Hat das Amtsgericht es in verfahrenswidriger Weise unterlassen, in einem Betreuungsverfahren für den Betroffenen einen Verfahrenspfleger zu bestellen, und hat es demgemäß den Betroffenen ohne Verfahrenspfleger angehört, so hat das Landgericht den Betroffenen erneut anzuhören und dem – nunmehr von ihm bestellten – Verfahrenspfleger Gelegenheit zu geben, an der Anhörung teilzunehmen[1].

Nach der Rechtsprechung des Bundesgerichtshofs räumt § 68 Abs. 3 Satz 2 FamFG dem Beschwerdegericht zwar die Möglichkeit ein, von einer erneuten Anhörung des Betroffenen abzusehen, etwa wenn die erstinstanzliche Anhörung des Betroffenen nur kurze Zeit zurückliegt, sich nach dem Akteninhalt keine neuen entscheidungserheblichen Tatsachen oder rechtlichen Gesichtspunkte ergeben, das Beschwerdegericht das in den Akten dokumentierte Ergebnis der erstinstanzlichen Anhörung nicht abweichend werten will und es auf den persönlichen Eindruck des Gerichts von dem Betroffenen nicht ankommt. Zieht das Beschwerdegericht für seine Entscheidung dagegen eine neue Tatsachengrundlage heran, die nach der amtsgerichtlichen Entscheidung datiert, gebietet dies eine erneute persönliche Anhörung des Betroffenen. Zudem kann im Beschwerdeverfahren nicht von einer Wiederholung solcher Verfahrenshandlungen abgesehen werden, bei denen das Gericht des ersten Rechtszugs zwingende Verfahrensvorschriften verletzt hat. In diesem Fall muss das Beschwerdegericht, vorbehaltlich der Möglichkeiten nach § 69 Abs. 1 Satz 2 und 3 FamFG, den betreffenden Teil des Verfahrens nachholen[2].
Vorliegend hätte das Landgericht die Betroffene erneut anhören müssen, weil die Anhörung durch das Amtsgericht verfahrensfehlerhaft erfolgt ist. Denn es hat der Betroffenen keinen Verfahrenspfleger bestellt und dementsprechend die Betroffene ohne Verfahrenspfleger angehört.
Die Bestellung eines Verfahrenspflegers in einer Betreuungssache gemäß § 276 Abs. 1 Satz 1 FamFG soll die Wahrung der Belange des Betroffenen in dem Verfahren gewährleisten. Er soll – wenn es im Hinblick auf die einzurichtende Betreuung erforderlich ist – nicht allein stehen, sondern fachkundig beraten und im Verfahren begleitet werden. Der Verfahrenspfleger ist daher vom Gericht im selben Umfang wie der Betroffene an den Verfahrenshandlungen zu beteiligen. Das Betreuungsgericht muss grundsätzlich durch die rechtzeitige Bestellung eines Verfahrenspflegers und dessen Benachrichtigung vom Anhörungstermin sicherstellen, dass dieser an der Anhörung des Betroffenen teilnehmen kann. Außerdem steht dem Verfahrenspfleger ein eigenes Anhörungsrecht zu. Erfolgt die Anhörung dennoch ohne die Möglichkeit einer Beteiligung des Verfahrenspflegers, ist sie verfahrensfehlerhaft und verletzt den Betroffenen in seinem Anspruch auf rechtliches Gehör aus Art. 103 Abs. 1 GG[3].

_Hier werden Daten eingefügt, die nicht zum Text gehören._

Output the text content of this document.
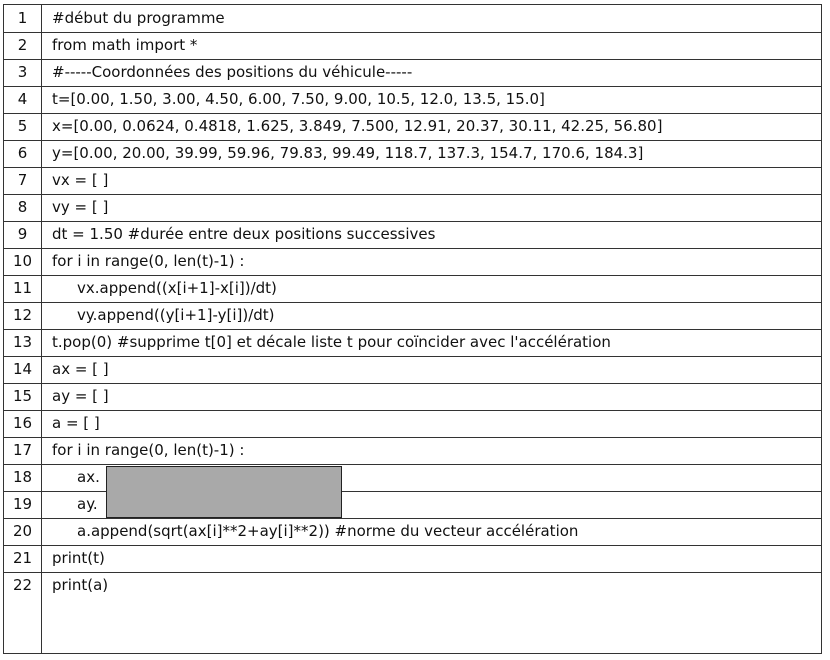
1	#début du programme
2	from math import *
3	#-----Coordonnées des positions du véhicule-----
4	t=[0.00, 1.50, 3.00, 4.50, 6.00, 7.50, 9.00, 10.5, 12.0, 13.5, 15.0]
5	x=[0.00, 0.0624, 0.4818, 1.625, 3.849, 7.500, 12.91, 20.37, 30.11, 42.25, 56.80]
6	y=[0.00, 20.00, 39.99, 59.96, 79.83, 99.49, 118.7, 137.3, 154.7, 170.6, 184.3]
7	vx = [ ]
8	vy = [ ]
9	dt = 1.50 #durée entre deux positions successives
10	for i in range(0, len(t)-1) :
11	vx.append((x[i+1]-x[i])/dt)
12	vy.append((y[i+1]-y[i])/dt)
13	t.pop(0) #supprime t[0] et décale liste t pour coïncider avec l'accélération
14	ax = [ ]
15	ay = [ ]
16	a = [ ]
17	for i in range(0, len(t)-1) :
18	ax.
19	ay.
20	a.append(sqrt(ax[i]**2+ay[i]**2)) #norme du vecteur accélération
21	print(t)
22	print(a)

Nach der Rechtsprechung des Bundesgerichtshofs ist die Bestellung eines Verfahrenspflegers in der Regel erforderlich, wenn der Verfahrensgegenstand die Anordnung einer Betreuung in allen Angelegenheiten als möglich erscheinen lässt, wobei es hierfür genügt, wenn die Betreuung auf einen Aufgabenkreis erstreckt wird, der in seiner Gesamtheit alle wesentlichen Bereiche der Lebensgestaltung des Betroffenen umfasst[4]. Ebenso ist die Bestellung eines Verfahrenspflegers in der Regel erforderlich, wenn die Anordnung eines Einwilligungsvorbehalts für das gesamte Vermögen in Betracht kommt[5].
Gemessen hieran hätte das Amtsgericht der Betroffenen im hier entschiedenen Fall einen Verfahrenspfleger bestellen und ihm Gelegenheit geben müssen, an der Anhörung der Betroffenen teilzunehmen.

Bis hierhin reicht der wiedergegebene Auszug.